ALEX PAYETTE, ENSEIGNANT À L’INSTITUT D’ÉTUDES POLITIQUES DE L’UNIVERSITÉ D’OTTAWA

D’après un autre éditeur requérant l’anonymat, le livre brodait autour des efforts présumés de la célèbre cantatrice Peng Liyuan, épouse de Xi Jinping depuis 1987, pour se débarrasser d’une animatrice de télévision locale qui, disait-on à l’époque, était la maîtresse attitrée de son mari. « Mais plus personne à Hongkong n’oserait même envisager aujourd’hui de publier un tel ouvrage, ajoute le même éditeur. Cela implique de faire perdre la face à Xi Jinping. Et c’est très risqué. »

Et pour cause… « Le contrôle de sa biographie est d’autant plus important, aux yeux de Xi Jinping, que c’est un livre qui a fait chuter son père et ses amis en 1962 », remarque Alex Payette, enseignant à l’Institut d’études politiques de l’université d’Ottawa et spécialiste du pouvoir en Chine.

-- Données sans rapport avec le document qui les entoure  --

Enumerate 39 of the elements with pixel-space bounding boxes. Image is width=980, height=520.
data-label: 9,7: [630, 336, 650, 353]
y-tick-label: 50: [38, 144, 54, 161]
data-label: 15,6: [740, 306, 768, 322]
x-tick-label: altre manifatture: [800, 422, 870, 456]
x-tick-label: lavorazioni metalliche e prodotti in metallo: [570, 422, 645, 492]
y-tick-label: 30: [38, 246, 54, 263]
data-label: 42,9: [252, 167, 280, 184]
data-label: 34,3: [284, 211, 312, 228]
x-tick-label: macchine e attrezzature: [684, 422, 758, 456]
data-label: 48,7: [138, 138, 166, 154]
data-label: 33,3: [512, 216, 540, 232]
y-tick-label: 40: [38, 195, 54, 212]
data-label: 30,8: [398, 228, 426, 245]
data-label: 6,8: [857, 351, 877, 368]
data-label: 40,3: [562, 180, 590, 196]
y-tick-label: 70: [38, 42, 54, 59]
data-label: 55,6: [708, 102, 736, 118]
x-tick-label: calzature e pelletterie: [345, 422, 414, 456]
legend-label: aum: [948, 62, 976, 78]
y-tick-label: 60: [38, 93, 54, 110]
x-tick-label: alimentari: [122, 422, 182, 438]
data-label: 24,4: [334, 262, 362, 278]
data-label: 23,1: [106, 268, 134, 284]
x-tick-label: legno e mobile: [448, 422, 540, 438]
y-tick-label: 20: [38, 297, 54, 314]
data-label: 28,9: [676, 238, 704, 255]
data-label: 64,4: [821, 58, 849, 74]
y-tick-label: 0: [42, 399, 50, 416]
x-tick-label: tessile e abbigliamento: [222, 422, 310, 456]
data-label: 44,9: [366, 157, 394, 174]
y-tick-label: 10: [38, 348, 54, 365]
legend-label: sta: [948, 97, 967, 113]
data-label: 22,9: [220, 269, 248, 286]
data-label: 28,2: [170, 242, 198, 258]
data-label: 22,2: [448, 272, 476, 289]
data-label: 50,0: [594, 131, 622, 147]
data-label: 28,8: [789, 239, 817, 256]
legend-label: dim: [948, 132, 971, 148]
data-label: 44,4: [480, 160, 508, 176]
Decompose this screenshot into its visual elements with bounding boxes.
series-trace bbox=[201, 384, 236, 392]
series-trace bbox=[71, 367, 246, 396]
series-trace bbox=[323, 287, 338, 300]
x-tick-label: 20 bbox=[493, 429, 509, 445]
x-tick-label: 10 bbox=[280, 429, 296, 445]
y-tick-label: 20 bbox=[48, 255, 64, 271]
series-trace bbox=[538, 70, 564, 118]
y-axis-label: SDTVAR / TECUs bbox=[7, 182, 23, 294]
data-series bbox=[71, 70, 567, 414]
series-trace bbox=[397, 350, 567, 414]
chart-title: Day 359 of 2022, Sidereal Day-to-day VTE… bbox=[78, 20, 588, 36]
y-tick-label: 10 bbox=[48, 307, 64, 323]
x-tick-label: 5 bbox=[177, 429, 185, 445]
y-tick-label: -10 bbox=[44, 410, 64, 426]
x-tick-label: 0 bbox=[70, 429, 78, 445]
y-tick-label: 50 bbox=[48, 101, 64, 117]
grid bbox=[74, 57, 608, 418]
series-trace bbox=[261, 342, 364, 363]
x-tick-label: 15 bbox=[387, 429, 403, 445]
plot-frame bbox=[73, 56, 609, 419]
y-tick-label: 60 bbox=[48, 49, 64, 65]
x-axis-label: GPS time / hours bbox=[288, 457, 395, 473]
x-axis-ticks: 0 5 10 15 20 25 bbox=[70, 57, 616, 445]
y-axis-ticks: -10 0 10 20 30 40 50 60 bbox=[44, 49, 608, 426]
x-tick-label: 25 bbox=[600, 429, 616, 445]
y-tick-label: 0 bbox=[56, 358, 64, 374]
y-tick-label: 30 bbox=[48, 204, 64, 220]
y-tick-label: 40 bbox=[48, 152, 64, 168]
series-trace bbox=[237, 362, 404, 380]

En 1962, c’est en effet après avoir été accusé d’avoir soutenu la publication d’un livre qui déplut à Mao que Xi Zhongxun, jusqu’alors très proche du Grand Timonier, fut limogé et envoyé à la « base », dans une usine.

Chez l’actuel président chinois, cette obsession du « contrôle » ne concerne pas que l’écrit. Un participant au dîner organisé en janvier 2018 au Palais du peuple de Pékin en l’honneur d’Emmanuel Macron n’en revient toujours pas : la petite vidéo des deux présidents qu’il avait prise à cette occasion a disparu de son portable français. En revanche, celles des autres invités y sont restées. Les logiciels de reconnaissance faciale chinois seraient donc capables de s’immiscer partout.

Selon le politologue norvégien Stein Ringen, les hautes technologies sont en train de faire de la Chine une « dictature parfaite ». M. Ringen a d’ailleurs imaginé un néologisme pour la désigner : la « contrôlocratie ». De fait, en six ans à la tête de la deuxième puissance économique mondiale, Xi Jinping a mis sous cloche une société civile particulièrement turbulente lors de sa prise de pouvoir, reprenant en main des réseaux sociaux qui semblaient indomptables.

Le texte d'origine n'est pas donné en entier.